Marc Leman

Agency and Musical Expression
(paper developed with Pieter-Jan Maes & Thomas Fritz)

The concept of agency refers to the sense of control of one’s actions. From the viewpoint of dynamic cognition, this is conceived in terms of anticipatory models that predict sensory outcomes of actions. A match between the predicted outcome and the sensory inflow is seen as a marker for agency. Fritz et al. (2013) show that musical agency, in a context of strenuous activities, can dramatically reduce the perception of exertion. This suggests that agency draws attention to musical states rather than body states. To explain this, we argue that musical expression requires a degree of spontaneity which can only be achieved by monitoring sensory inflow in real time.

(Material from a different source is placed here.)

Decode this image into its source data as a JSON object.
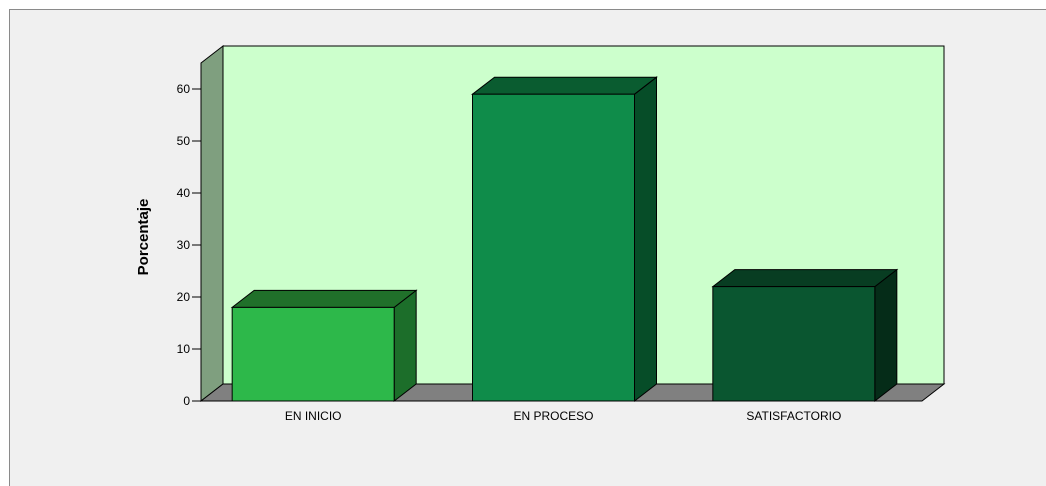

Our assumption is that musical expression relies on low-level automatic motor control adequate to the real-time matching of audio effect to intended musical action. Note that even small variations in the realization of these intentions would have a great impact on expressive phrasing. This is comparable to speech prosody where emphasis on a singular phoneme can change the meaning of a whole sentence. We assume that the perceived reduction in physical exertion during this type of spontaneous motor control is due to the process of combining low-level gestural patterns, motorically already well established, into larger expressive gestures. The modulating influence of this process of constant monitoring on perceived exertion may be two-fold: 1. The task of combining the gestural building block in real-time may demand so many attentional resources that fewer are devoted to bodily exertion, 2. The use of automated gestural building blocks is achieved by a non-deliberate (possibly emotional) system of motor control. This might entail a survival related optimization of control that is perceived as less taxing. The process of expressive gestural control may have its basis in social communication and thus be most prominent during musical interactions.